Science, Technology and Social Organisation
But by the end of the seventeenth century, astrology and chiromancy had
all but ceased to be of interest to the minds of scholars. A new age of intellectual
enquiry, which had already begun before the writings of the last great English
esotericists, was taking root and the old symbolic view of the universe and man's place
within it was slowly dying.
>In part, this was assisted by the material advances being made in
both science and technology and the social and political changes that were affecting the
way people lived.

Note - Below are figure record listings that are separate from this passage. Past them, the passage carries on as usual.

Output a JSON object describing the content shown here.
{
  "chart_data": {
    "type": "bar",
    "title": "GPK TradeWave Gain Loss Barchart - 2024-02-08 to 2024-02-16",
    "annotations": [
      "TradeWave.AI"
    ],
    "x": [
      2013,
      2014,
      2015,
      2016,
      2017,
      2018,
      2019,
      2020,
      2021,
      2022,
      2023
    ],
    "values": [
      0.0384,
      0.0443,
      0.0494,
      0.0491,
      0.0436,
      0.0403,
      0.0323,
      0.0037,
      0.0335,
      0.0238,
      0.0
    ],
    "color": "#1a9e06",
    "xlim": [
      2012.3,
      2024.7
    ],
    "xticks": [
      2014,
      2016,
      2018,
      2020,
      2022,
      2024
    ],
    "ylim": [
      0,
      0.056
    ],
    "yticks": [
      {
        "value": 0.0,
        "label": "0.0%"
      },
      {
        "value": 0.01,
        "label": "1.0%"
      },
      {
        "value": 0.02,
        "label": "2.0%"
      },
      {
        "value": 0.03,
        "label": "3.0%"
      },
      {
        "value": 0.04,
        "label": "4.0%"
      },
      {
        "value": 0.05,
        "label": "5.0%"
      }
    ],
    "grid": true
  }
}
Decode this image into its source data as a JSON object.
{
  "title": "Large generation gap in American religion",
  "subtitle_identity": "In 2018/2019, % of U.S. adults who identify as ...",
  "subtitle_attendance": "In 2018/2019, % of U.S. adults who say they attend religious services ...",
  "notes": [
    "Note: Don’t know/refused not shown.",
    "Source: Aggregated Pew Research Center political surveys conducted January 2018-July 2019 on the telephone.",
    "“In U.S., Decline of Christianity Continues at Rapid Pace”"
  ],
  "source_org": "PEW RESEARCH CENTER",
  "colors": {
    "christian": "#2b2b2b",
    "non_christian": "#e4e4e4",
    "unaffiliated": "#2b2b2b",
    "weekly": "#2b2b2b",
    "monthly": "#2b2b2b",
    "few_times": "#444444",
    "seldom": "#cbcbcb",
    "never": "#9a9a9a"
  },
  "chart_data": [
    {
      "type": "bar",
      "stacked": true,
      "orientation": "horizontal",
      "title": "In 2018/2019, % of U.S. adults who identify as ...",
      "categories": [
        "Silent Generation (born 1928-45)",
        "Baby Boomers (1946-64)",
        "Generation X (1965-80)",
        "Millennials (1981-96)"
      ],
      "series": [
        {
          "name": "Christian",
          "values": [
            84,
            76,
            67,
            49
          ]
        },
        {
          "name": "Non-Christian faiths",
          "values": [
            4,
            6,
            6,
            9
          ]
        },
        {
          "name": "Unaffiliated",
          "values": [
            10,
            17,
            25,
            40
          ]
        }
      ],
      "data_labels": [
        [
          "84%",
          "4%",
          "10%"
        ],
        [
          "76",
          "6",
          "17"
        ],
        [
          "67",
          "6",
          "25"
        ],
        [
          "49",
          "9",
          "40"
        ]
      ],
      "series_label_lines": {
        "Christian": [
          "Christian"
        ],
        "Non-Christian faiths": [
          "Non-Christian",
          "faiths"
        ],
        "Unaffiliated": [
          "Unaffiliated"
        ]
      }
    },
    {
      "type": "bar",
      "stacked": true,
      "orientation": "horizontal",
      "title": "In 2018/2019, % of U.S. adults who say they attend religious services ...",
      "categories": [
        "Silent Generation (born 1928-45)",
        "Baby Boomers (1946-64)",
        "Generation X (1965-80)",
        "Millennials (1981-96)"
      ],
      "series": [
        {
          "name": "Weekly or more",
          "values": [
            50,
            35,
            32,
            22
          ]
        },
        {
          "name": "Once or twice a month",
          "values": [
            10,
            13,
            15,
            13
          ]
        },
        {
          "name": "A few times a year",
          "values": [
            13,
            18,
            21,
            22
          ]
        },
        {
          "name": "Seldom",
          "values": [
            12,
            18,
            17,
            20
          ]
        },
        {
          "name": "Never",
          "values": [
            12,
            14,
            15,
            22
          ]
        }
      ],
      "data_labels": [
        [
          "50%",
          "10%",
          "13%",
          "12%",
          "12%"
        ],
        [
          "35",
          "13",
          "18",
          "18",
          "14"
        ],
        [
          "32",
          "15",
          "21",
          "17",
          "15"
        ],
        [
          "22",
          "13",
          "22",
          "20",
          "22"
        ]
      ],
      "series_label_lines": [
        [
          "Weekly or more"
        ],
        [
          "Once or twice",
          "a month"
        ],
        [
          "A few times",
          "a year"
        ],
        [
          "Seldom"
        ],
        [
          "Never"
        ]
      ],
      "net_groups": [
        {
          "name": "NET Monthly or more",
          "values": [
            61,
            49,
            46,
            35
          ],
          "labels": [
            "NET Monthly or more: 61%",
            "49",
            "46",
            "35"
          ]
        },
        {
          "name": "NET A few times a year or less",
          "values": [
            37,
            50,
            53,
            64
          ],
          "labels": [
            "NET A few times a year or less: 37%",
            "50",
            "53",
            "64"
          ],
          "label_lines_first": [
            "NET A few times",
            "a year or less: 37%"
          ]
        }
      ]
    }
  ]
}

The new intellectual freedom found after the Reformation meant
liberation from the confines of centuries of intellectual restriction by the dogmas of the
Roman Catholic church and hence the development of both the natural and the social
sciences.
>There were the beginnings of greater social organisation, such as
the development of fire services and insurance brokering which went a long way to assist
and protect against life's uncertainties, and hence a reduced need to ask of an astrologer
or chiromancer about one's future fate or fortune. As people began to realise they could
take greater control over the circumstances of their life and actually do something to
improve the lot of men, there was less need to perpetuate the old superstitious rituals.
As scientific understanding of the natural world increased, so there seemed less need to
have recourse to more magical explanations.
The Enlightenment of Reason
But it was the change in the philosophical perspective, from a
symbolic view of the universe as a giant organism with all parts interconnected and
interreflected to a scientific view of the universe as a giant mechanism, that
really made the break with the past. The rise of science and mathematics destroyed the old
world view quite simply because it undermined the notion of the interreflectivity of the
microcosm and the macrocosm, a principle fundamental to both the study of astrology and to
the study of chiromancy. The new philosophies of rationalism, as expounded by Descartes
(1596-1650) and Liebniz (1646-1716) on the continent, and the empiricism proposed by John
Locke (1632-1704) in England, were engaging the minds of scholars and beginning to take
root. The new 'Age of Reason' was coming in, and in the process it swept aside the whole
symbolic philosophy of the occult sciences. Astrology became nothing more than astronomy,
alchemy became chemistry; chiromancy was disdained and left to wither. The intellectual
climate had radically changed but chiromancy and astrology didn't change with it.
The new intellectual requirements of scientific method, system and
clarity, coupled with the general disparagement of both subjects as 'foolish, false,
scandalous and superstitious practices smelling much of divinery and of pacts with the
devil' meant that both chiromancy and astrology had to wait some two hundred years before
they were again considered as subjects worthy of the finest minds.